Other popular items include Trump-branded stock certificates, and those for defunct dot-com companies. Even the names of companies, like MP3.com and Fashionmall.com, can instantly conjure stories about the overspeculation that happened in the heyday of the early web, when it seemed like almost everyone with a website could find investors.
“Having one of these on the wall in your office can be a reminder that in the stock market you can make a lot of money, but you can lose a lot too,” Mr. Kerstein said.
The idea that objects can impute lessons about the follies of money management is not a new one. William Goetzmann, a professor at the Yale School of Management, is the co-author of the book “The Great Mirror of Folly: Finance, Culture, and the Crash of 1720,” inspired partly by memorabilia of the first great stock market crash.
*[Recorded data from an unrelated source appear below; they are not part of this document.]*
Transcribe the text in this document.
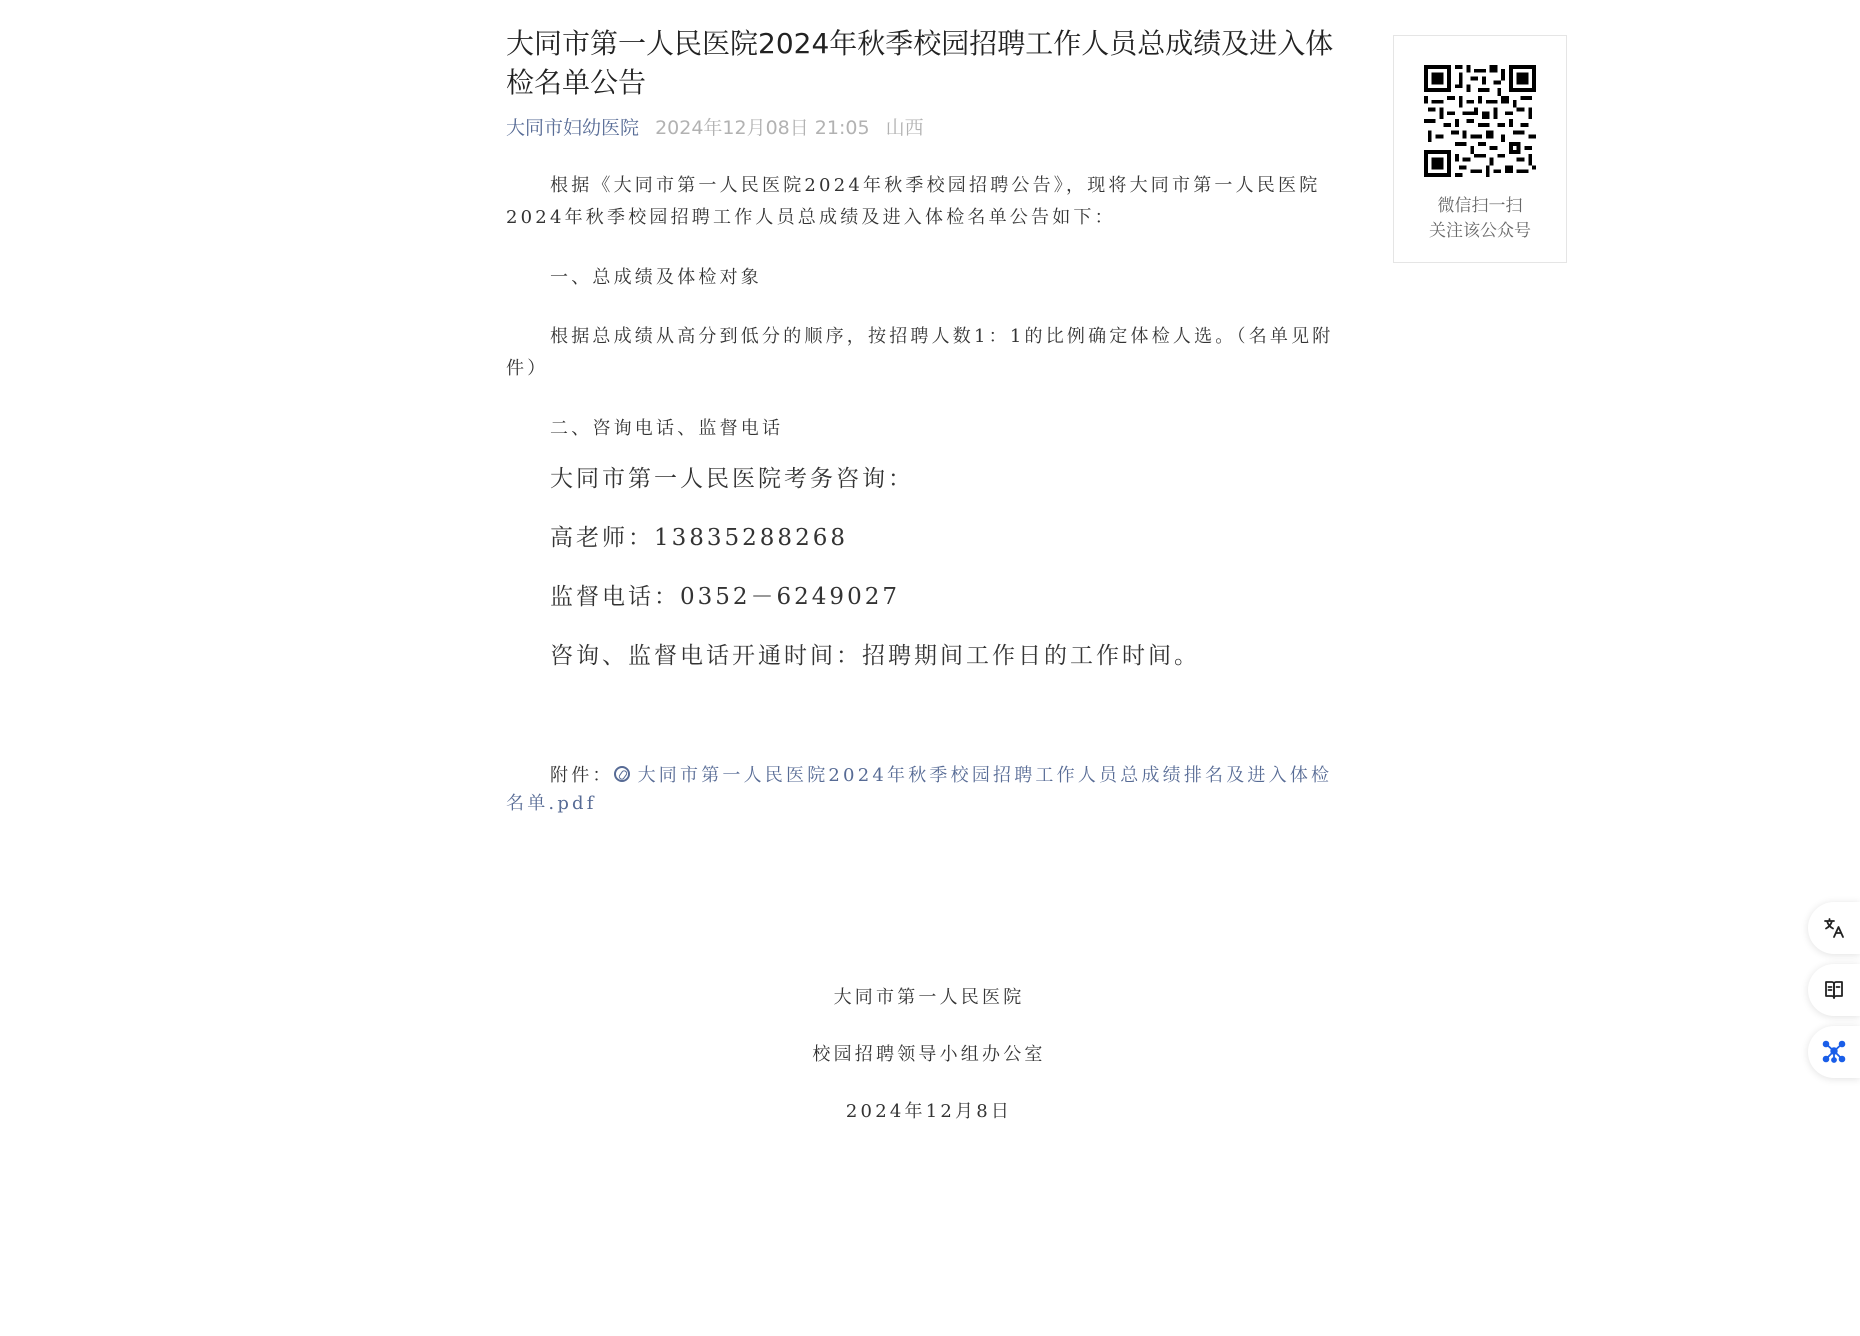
大同市第一人民医院2024年秋季校园招聘工作人员总成绩及进入体检名单公告
大同市妇幼医院 2024年12月08日 21:05 山西

根据《大同市第一人民医院2024年秋季校园招聘公告》，现将大同市第一人民医院2024年秋季校园招聘工作人员总成绩及进入体检名单公告如下：

一、总成绩及体检对象

根据总成绩从高分到低分的顺序，按招聘人数1：1的比例确定体检人选。（名单见附件）

二、咨询电话、监督电话

大同市第一人民医院考务咨询：

高老师：13835288268

监督电话：0352－6249027

咨询、监督电话开通时间：招聘期间工作日的工作时间。

附件： 大同市第一人民医院2024年秋季校园招聘工作人员总成绩排名及进入体检名单.pdf

大同市第一人民医院
校园招聘领导小组办公室
2024年12月8日
微信扫一扫
关注该公众号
This crash, popularly known as the South Sea Bubble, inspired a range of scrapbooks and satirical drawings that pointed to the absurdities of speculating. Playing cards even emerged out of this crash printed with satirical drawings; people may well have gambled with cards that poked fun at the feverish atmosphere of trading and speculating that led to the crash.
“Saving the artifacts from stock market crises is about more than just saying, ‘We want something to remember it,’” Mr. Goetzmann said. “It’s about having something that you can use ironically or satirically to force yourself to realize that human behavior can lead to these crises.”
This seems to be part of what’s at work in the obsession with Lehman Brothers and Enron memorabilia — not just memorializing scandals or crises, but also processing them through irony. Sometimes that means buying and selling in a mode of speculation that mimics the very thing you’re mocking.
Or, sometimes it’s simpler than that. As Mr. Davidson said, “What else are you going to get your financial adviser?”